The TUC has called on the government to provide urgent aid to Britain’s five million self-employed workers. A new report published today says the current measures in place for self-employed workers are “inadequate” with many facing severe hardship over the coming months.

The report calls on ministers to extend the wage subsidy scheme announced on Friday to the self-employed. The TUC says this could be done through providing the self-employed with a guarantee of at least 80% of their incomes based on their last three years of self-assessment tax returns.

This could be paid directly to the self-employed as a tax rebate. The report highlights the example of Norway where the government is providing grants covering 80% of self-employed workers’ earnings. And Belgium where an income replacement scheme has been set up for the self-employed.

Commenting on the report TUC General Secretary Frances O’Grady said “The government took a big and important step last week with wage subsidies for employed workers.”

“But millions of self-employed workers – from the creative industries to construction – are still facing a collapse in their earnings. Many won’t be able to meet their basic living costs without further support. Ministers must urgently beef up support for the self-employed.

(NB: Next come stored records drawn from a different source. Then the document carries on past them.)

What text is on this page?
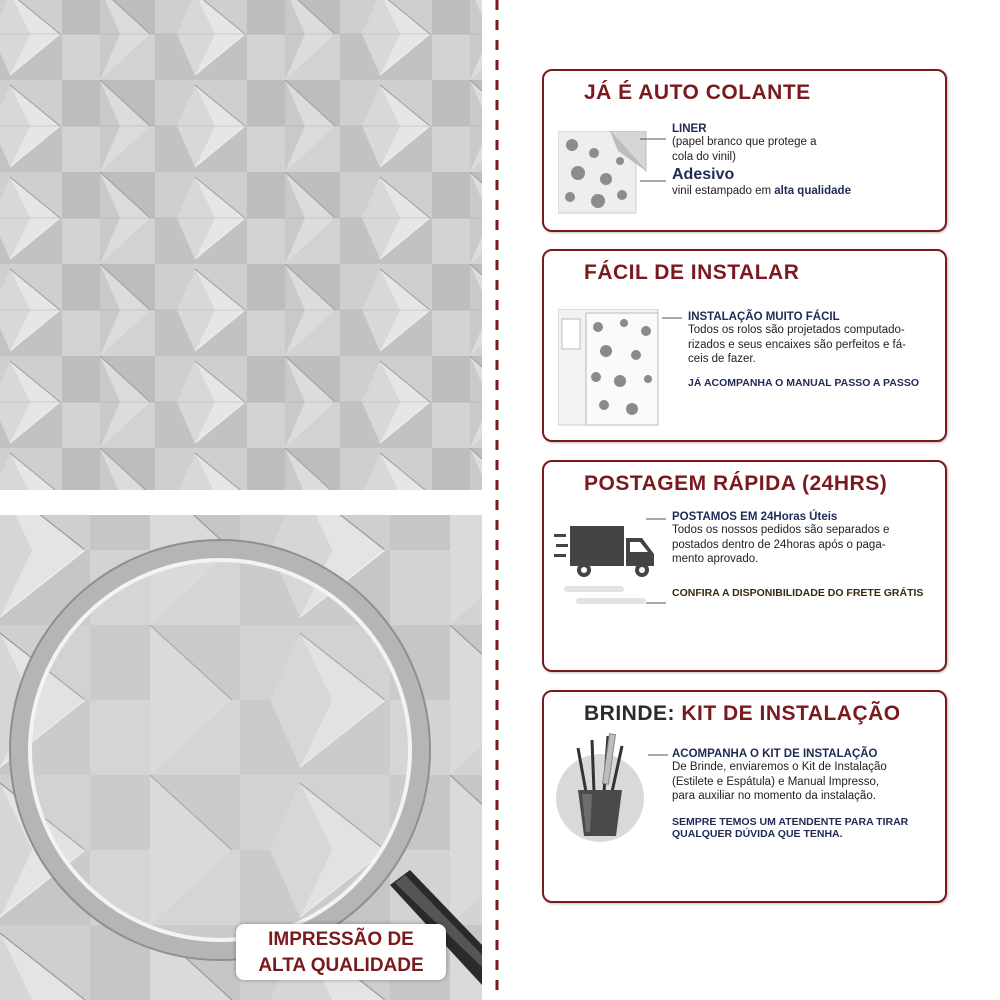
IMPRESSÃO DE
ALTA QUALIDADE
JÁ É AUTO COLANTE
LINER
(papel branco que protege a
cola do vinil)
Adesivo
vinil estampado em alta qualidade
FÁCIL DE INSTALAR
INSTALAÇÃO MUITO FÁCIL
Todos os rolos são projetados computado-
rizados e seus encaixes são perfeitos e fá-
ceis de fazer.
JÁ ACOMPANHA O MANUAL PASSO A PASSO
POSTAGEM RÁPIDA (24HRS)
POSTAMOS EM 24Horas Úteis
Todos os nossos pedidos são separados e
postados dentro de 24horas após o paga-
mento aprovado.
CONFIRA A DISPONIBILIDADE DO FRETE GRÁTIS
BRINDE: KIT DE INSTALAÇÃO
ACOMPANHA O KIT DE INSTALAÇÃO
De Brinde, enviaremos o Kit de Instalação
(Estilete e Espátula) e Manual Impresso,
para auxiliar no momento da instalação.
SEMPRE TEMOS UM ATENDENTE PARA TIRAR
QUALQUER DÚVIDA QUE TENHA.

“Large-scale wage subsidies are the best way to boost household finances, keep businesses running and help our economy bounce back after this crisis. All workers – both employed and self-employed – should have their wages protected.”

FSB National Chairman Mike Cherry said “Over the weekend we have heard from thousands of self-employed people – including hairdressers, bakers, childcare providers, taxi drivers and café owners – many frightened and in despair at seeing their business fall away, and staring at the prospect of little or no financial support.”

“While it is welcome that the government has pledged to cover 80 per cent of the wages of impacted employees, five million self-employed strivers have until now only been offered, at best, access to £94 a week. In desperation, many have attempted to apply for Universal Credit after Friday and have been turned down.”

“These are people who have worked hard to build up their businesses, paid their taxes and helped the economy to grow. They now face a crunch point, with many unable to operate – leaving them without money, but with bills still stacking up.”

“We have been strongly urging the government not to allow the self-employed to be left high and dry, and it is welcome to hear that the Prime Minister is listening and offering new hope. This must now be turned urgently into practical and easily accessible support. Time is now running out.”

“While the government has a big role to play, it is also vital that the banks play their part as well. Billions of pounds of loan guarantees come into effect, the banks must pass on without delay this access to finance for the struggling self-employed.”